According to Reuters, the Bush administration weighed emergency financing options for Amtrak on Monday, including an emergency appropriation by Congress to avert a threatened shutdown this week.

Transportation Secretary Norman Mineta planned to meet with Amtrak board members later in the day to tell them how far the Transportation Department would go to help the cash-poor railroad dig out from its latest financial crisis.

The administration is considering a federal loan guarantee for Amtrak so it can access $200 million from its banks, or a one-time assistance package to cover its losses. Mineta has also alerted Congress to be ready to take quick action, if necessary.

Mineta said over the weekend that he did not want to see a shutdown at Amtrak, the nation’s only city-to-city passenger rail service.

David Gunn, Amtrak’s president, told Congress and the administration last week that he would begin an orderly shutdown of rail service in the middle of this week unless the railroad’s emergency funding needs were met.

A shutdown would disrupt travel not only for 60,000 daily Amtrak customers, but for hundreds of thousands of commuters in the Northeast, the Chicago area and in California.

Government sources said transportation planners worked through the weekend to narrow the options Mineta would bring to the Amtrak board members. Mineta holds one board seat as transportation secretary.

"The goal of Amtrak’s board meeting should be to ensure the continuation of rail service in this country by insisting that the Bush administration either issue a loan guarantee or request a supplemental appropriation from Congress," said Sen. Patty Murray, a Washington state Democrat who chairs the appropriations subcommittee on transportation.

Transportation Department officials have said a loan guarantee might not work legally because Amtrak needs the money for short-term needs, while the loan guarantee program is packaged for longer-term financing.
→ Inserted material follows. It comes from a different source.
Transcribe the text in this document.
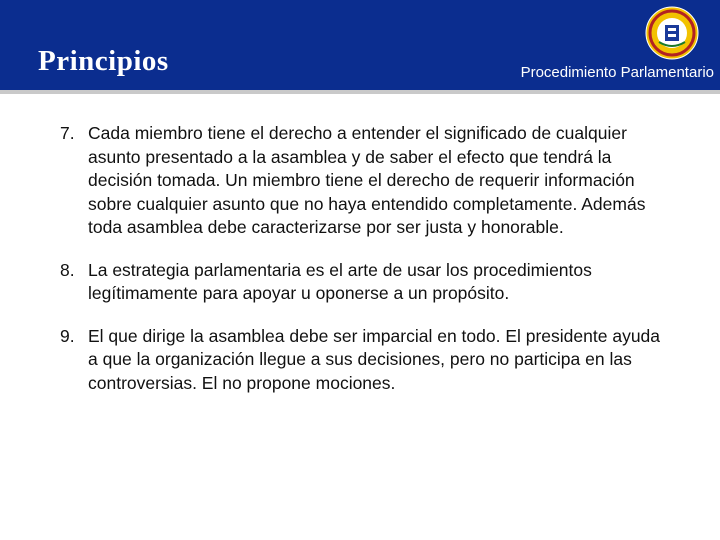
Principios	Procedimiento Parlamentario
7. Cada miembro tiene el derecho a entender el significado de cualquier asunto presentado a la asamblea y de saber el efecto que tendrá la decisión tomada. Un miembro tiene el derecho de requerir información sobre cualquier asunto que no haya entendido completamente. Además toda asamblea debe caracterizarse por ser justa y honorable.
8. La estrategia parlamentaria es el arte de usar los procedimientos legítimamente para apoyar u oponerse a un propósito.
9. El que dirige la asamblea debe ser imparcial en todo. El presidente ayuda a que la organización llegue a sus decisiones, pero no participa en las controversias. El no propone mociones.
Senate Appropriations Committee Chairman Robert Byrd, a West Virginia Democrat, said he wanted $200 million for Amtrak included in final homeland security funding legislation that House and Senate negotiators hope to finalize this week.

The White House has threatened to veto the Senate version of the homeland security bill, claiming it is too expensive.

Other congressional sources said that $55 million in the emergency funding legislation for rail car upgrades could be siphoned off as a temporary fix for operating expenses.

Some lawmakers also fear the administration will want to use $100 million earmarked as post-Sept. 11 emergency aid for improving rail safety along tracks and tunnels under New York’s Hudson and East rivers.

"That is completely unacceptable and irresponsible," said Sen. Robert Torricelli, a New Jersey Democrat, who planned to discuss Amtrak’s plight with Bush in New Jersey on Monday.